Önceki gün İstanbul’da Silivri merkezli yaşanan 5.8’lik deprem tüm Türkiye’yi etkiledi.
Depremin yaşandığı ilk saatlerde tüm cep telefonu operatörleri kilitlenirken ilerleyen saatlerde internette kesildi.
İnternet bağımlılığımız o kadar ilerlemiş ki, vatandaş depremi unutup interneti sorar oldu.
Her şeyi o kadar aşırı kullanıyoruz ki, 10 dakika ayrılmamızda bile arar oluyoruz.

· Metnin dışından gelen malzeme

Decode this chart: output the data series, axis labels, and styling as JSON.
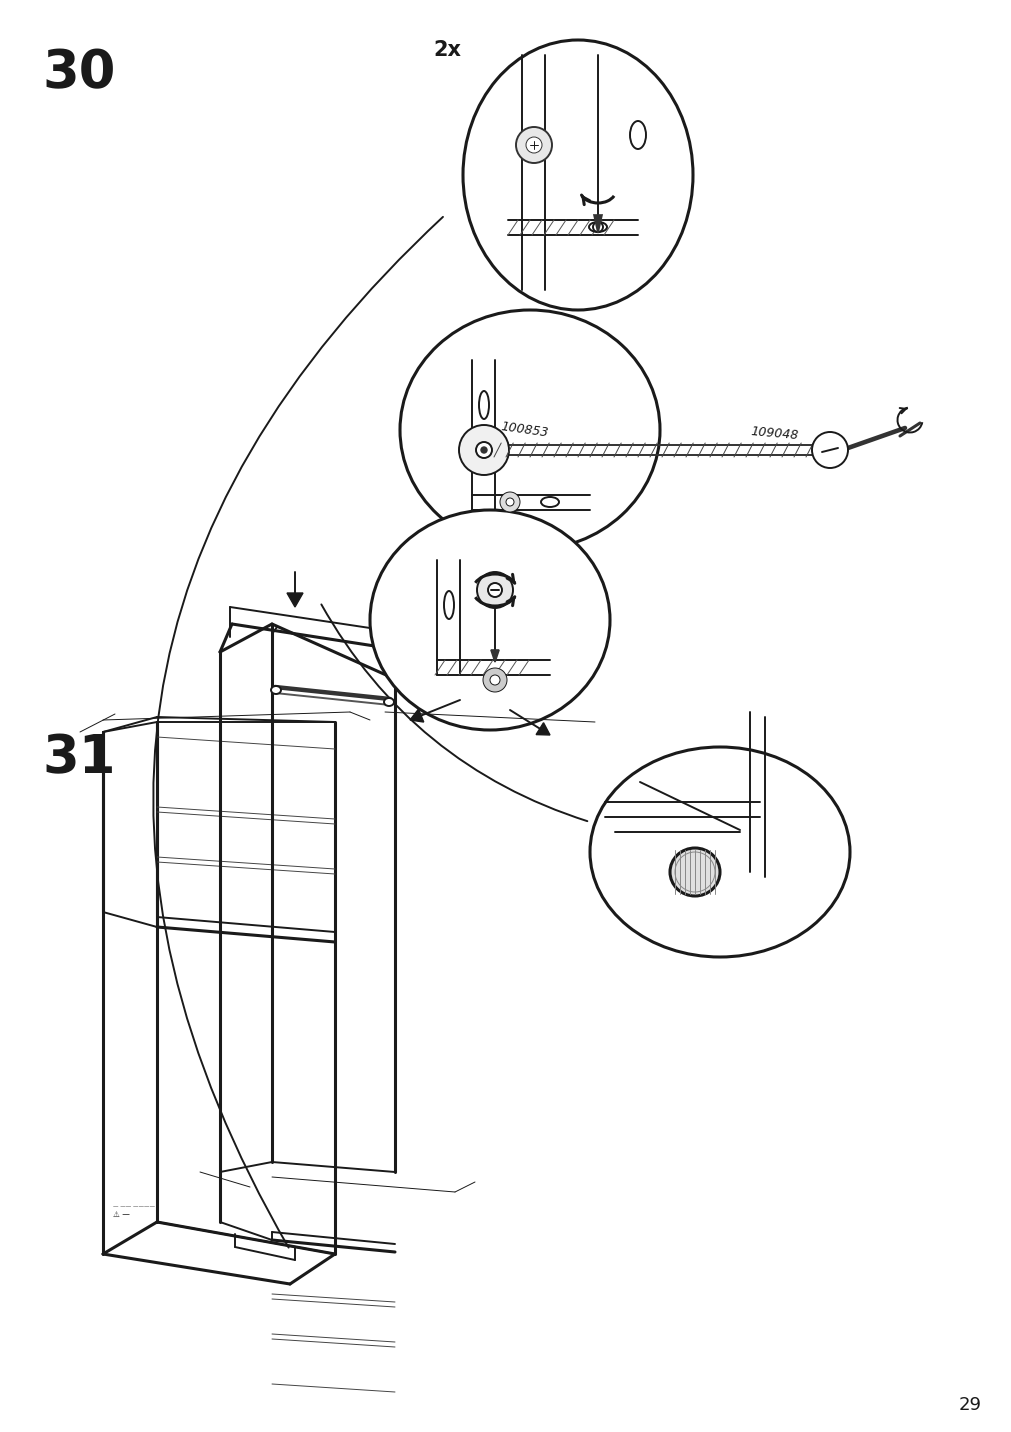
{
  "bg_color": "#ffffff",
  "line_color": "#1a1a1a",
  "step30_label": "30",
  "step31_label": "31",
  "page_number": "29",
  "multiplier_text": "2x",
  "part_number_1": "100853",
  "part_number_2": "109048",
  "label_fontsize": 38,
  "small_fontsize": 10,
  "page_num_fontsize": 13,
  "lw": 1.4,
  "lw_thick": 2.2,
  "lw_thin": 0.7,
  "lw_fill": 3.0
}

İnternet dediğimiz şey nedir de bu kadar bağımlı oluyoruz.
İnternet, işlerin dijital ortamda yapılması ve bilgiye ulaşmamız için hayatı kolaylaştırmış. İyi güzelde biz nasıl kullanıyoruz bu interneti.
Türkiye’nin yüzde 90’ından fazlası interneti sadece sosyal medya olarak kullanıyor.

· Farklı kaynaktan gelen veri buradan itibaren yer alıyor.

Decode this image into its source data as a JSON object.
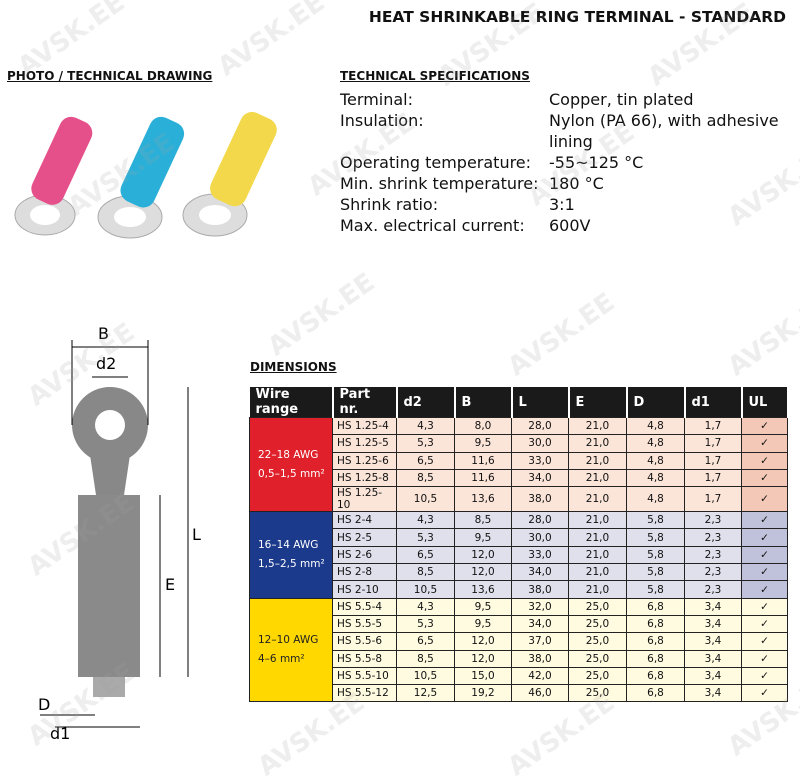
{
  "title": "HEAT SHRINKABLE RING TERMINAL - STANDARD",
  "photo_heading": "PHOTO / TECHNICAL DRAWING",
  "specs_heading": "TECHNICAL SPECIFICATIONS",
  "specs": [
    {
      "k": "Terminal:",
      "v": "Copper, tin plated"
    },
    {
      "k": "Insulation:",
      "v": "Nylon (PA 66), with adhesive lining"
    },
    {
      "k": "Operating temperature:",
      "v": "-55~125 °C"
    },
    {
      "k": "Min. shrink temperature:",
      "v": "180 °C"
    },
    {
      "k": "Shrink ratio:",
      "v": "3:1"
    },
    {
      "k": "Max. electrical current:",
      "v": "600V"
    }
  ],
  "drawing_labels": {
    "B": "B",
    "d2": "d2",
    "L": "L",
    "E": "E",
    "D": "D",
    "d1": "d1"
  },
  "dimensions_heading": "DIMENSIONS",
  "watermark": "AVSK.EE",
  "table": {
    "headers": [
      "Wire range",
      "Part nr.",
      "d2",
      "B",
      "L",
      "E",
      "D",
      "d1",
      "UL"
    ],
    "groups": [
      {
        "awg": "22–18 AWG",
        "mm": "0,5–1,5 mm²",
        "color": "#e0202a",
        "rows": [
          [
            "HS 1.25-4",
            "4,3",
            "8,0",
            "28,0",
            "21,0",
            "4,8",
            "1,7",
            "✓"
          ],
          [
            "HS 1.25-5",
            "5,3",
            "9,5",
            "30,0",
            "21,0",
            "4,8",
            "1,7",
            "✓"
          ],
          [
            "HS 1.25-6",
            "6,5",
            "11,6",
            "33,0",
            "21,0",
            "4,8",
            "1,7",
            "✓"
          ],
          [
            "HS 1.25-8",
            "8,5",
            "11,6",
            "34,0",
            "21,0",
            "4,8",
            "1,7",
            "✓"
          ],
          [
            "HS 1.25-10",
            "10,5",
            "13,6",
            "38,0",
            "21,0",
            "4,8",
            "1,7",
            "✓"
          ]
        ]
      },
      {
        "awg": "16–14 AWG",
        "mm": "1,5–2,5 mm²",
        "color": "#1c3a8c",
        "rows": [
          [
            "HS 2-4",
            "4,3",
            "8,5",
            "28,0",
            "21,0",
            "5,8",
            "2,3",
            "✓"
          ],
          [
            "HS 2-5",
            "5,3",
            "9,5",
            "30,0",
            "21,0",
            "5,8",
            "2,3",
            "✓"
          ],
          [
            "HS 2-6",
            "6,5",
            "12,0",
            "33,0",
            "21,0",
            "5,8",
            "2,3",
            "✓"
          ],
          [
            "HS 2-8",
            "8,5",
            "12,0",
            "34,0",
            "21,0",
            "5,8",
            "2,3",
            "✓"
          ],
          [
            "HS 2-10",
            "10,5",
            "13,6",
            "38,0",
            "21,0",
            "5,8",
            "2,3",
            "✓"
          ]
        ]
      },
      {
        "awg": "12–10 AWG",
        "mm": "4–6 mm²",
        "color": "#ffd800",
        "rows": [
          [
            "HS 5.5-4",
            "4,3",
            "9,5",
            "32,0",
            "25,0",
            "6,8",
            "3,4",
            "✓"
          ],
          [
            "HS 5.5-5",
            "5,3",
            "9,5",
            "34,0",
            "25,0",
            "6,8",
            "3,4",
            "✓"
          ],
          [
            "HS 5.5-6",
            "6,5",
            "12,0",
            "37,0",
            "25,0",
            "6,8",
            "3,4",
            "✓"
          ],
          [
            "HS 5.5-8",
            "8,5",
            "12,0",
            "38,0",
            "25,0",
            "6,8",
            "3,4",
            "✓"
          ],
          [
            "HS 5.5-10",
            "10,5",
            "15,0",
            "42,0",
            "25,0",
            "6,8",
            "3,4",
            "✓"
          ],
          [
            "HS 5.5-12",
            "12,5",
            "19,2",
            "46,0",
            "25,0",
            "6,8",
            "3,4",
            "✓"
          ]
        ]
      }
    ]
  }
}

Batman’ı ele alırsak eğitimde Türkiye sıralamasında 72. sıralarda oturuyoruz. Oysa ki, öğrenciler daha başarılı olmaydı.
Öğrenci internet sayesinde bilgiye daha kolay ulaşabilir ve başarısını artırabilir. Bunu yapma yerine sosyal medyada kim kimi tıklamış, kim fotoğrafımı beğenmiş, kimler bana ne mesaj atmış için kullanıyoruz.
Kaldırımda yürürken bile kafamızı cep telefonlarından kaldırmıyoruz.
Eş dost akraba ziyaretlerine gittiğimiz de bile ilk beş dakika nasılsınız, çocuklar nasıl dedikten sonra hepimiz cep telefonuna sarılır ve saatlerce kafamızı kaldırmayız.
Keşke 10 gün boyunca internet kesilse, belki biraz aslımıza döner başımız dik birbirimizi görürüz.
Önceki gün sadece 2 saat internet kesildi ne yapacağımızı bilemez olduk.
İstanbul depremini unuttuk.
Bir birimize depremde can kaybı veya zarar ziyan var mı? diye soracağımıza, ilk sorduğumuz şey “internet neden yok, ne zaman gelecek, böyle iş mi olur” dedik durduk.
Her şeyin aşırısının zarar olduğunu ne zaman anlayacağız bilmiyorum.
İnternetin faydası olduğu kadar zararı daha çoktur. Bilişim çağındayız diyoruz ama bunu nasıl kullanacağımızı helan bilmiyoruz.
Tavsiyem interneti bırakıp etrafımıza bakmaya alışalım.